Coulthard is just now beginning to market a product under the label of Rhizo-Gen, which is trademarked.
He has a strong proponent in Spring Mountain Vineyards’ premier vineyard manager Ron Rosenbrand, who employs a number of organic-growth practices, including the application of mycorrhiza during the past 10 years, the most recent five in association with Coulthard.
“I think it’s a mindset where to bring something back and to gather all the data it is going to take time, it takes growing seasons. You can’t just do it like that,” said Rosenbrand, who deplores what he calls “immediate-gratification growing.”
“Organic growers take the patience to replenish beneficial microorganisms in the soil,” he said.
Said Coulthard: “You are killing the golden goose. People are force-feeding (vines) fertilizer because they’re getting instant results, but they are going to continue shocking their plants with loads of fertilizer. It’s going to react as a sterile plant. It’s not going to be able to combat diseases.”
In many cases, he said, force-feeding vines has led to instances when vines that should have been approaching their prime after seven to eight years had to be pulled.
At Spring Mountain, Coulthard said, “Grape vines that were inoculated with mycorrhiza were 48 inches tall in the first growing season. The ones that were not inoculated from the same lot were about half that.”
Inoculation is accomplished through drip systems after about two hours of irrigation.

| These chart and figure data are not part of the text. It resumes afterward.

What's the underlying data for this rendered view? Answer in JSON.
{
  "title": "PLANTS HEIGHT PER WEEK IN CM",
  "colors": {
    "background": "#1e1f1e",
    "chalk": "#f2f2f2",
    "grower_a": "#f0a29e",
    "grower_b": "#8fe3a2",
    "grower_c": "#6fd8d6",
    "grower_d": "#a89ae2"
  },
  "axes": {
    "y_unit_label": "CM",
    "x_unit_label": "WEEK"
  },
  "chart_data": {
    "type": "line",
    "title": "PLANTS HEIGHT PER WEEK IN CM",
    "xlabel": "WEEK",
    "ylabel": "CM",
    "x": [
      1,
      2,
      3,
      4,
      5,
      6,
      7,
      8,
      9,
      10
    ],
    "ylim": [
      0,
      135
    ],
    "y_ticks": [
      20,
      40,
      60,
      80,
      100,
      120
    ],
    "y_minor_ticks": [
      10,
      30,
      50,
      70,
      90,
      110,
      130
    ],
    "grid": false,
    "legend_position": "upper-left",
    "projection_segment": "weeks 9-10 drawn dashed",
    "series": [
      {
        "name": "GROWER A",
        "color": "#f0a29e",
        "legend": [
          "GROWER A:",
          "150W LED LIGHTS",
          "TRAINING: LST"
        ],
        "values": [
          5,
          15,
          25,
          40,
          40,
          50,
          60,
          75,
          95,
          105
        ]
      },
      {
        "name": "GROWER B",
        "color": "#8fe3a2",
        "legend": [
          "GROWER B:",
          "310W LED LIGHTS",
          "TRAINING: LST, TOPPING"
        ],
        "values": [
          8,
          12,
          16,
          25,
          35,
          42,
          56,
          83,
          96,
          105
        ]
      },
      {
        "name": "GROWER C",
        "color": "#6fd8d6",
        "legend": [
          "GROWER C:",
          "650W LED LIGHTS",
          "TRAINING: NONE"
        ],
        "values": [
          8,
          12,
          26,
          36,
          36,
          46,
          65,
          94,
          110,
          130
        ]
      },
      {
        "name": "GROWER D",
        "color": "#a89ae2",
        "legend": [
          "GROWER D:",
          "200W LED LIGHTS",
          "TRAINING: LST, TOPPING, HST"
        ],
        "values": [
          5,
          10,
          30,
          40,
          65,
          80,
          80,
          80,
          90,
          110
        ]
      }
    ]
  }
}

“You will see the color of the water change,” said Coulthard. “After that’s completed, you follow up with a gallon or two afterward. Fall is a very good time to apply because that’s when the temperatures are down and you get most of your root growth. The plants naturally anchor themselves in for winter. In spring you don’t have to catch up, because the plant has already stored carbohydrates over the winter.”
Augmented by the documented success in the vineyards of Spring Mountain, Coulthard said he hopes to change the way grapes are grown.
“There is no place else in the world I know of that has done this kind of report,” he said.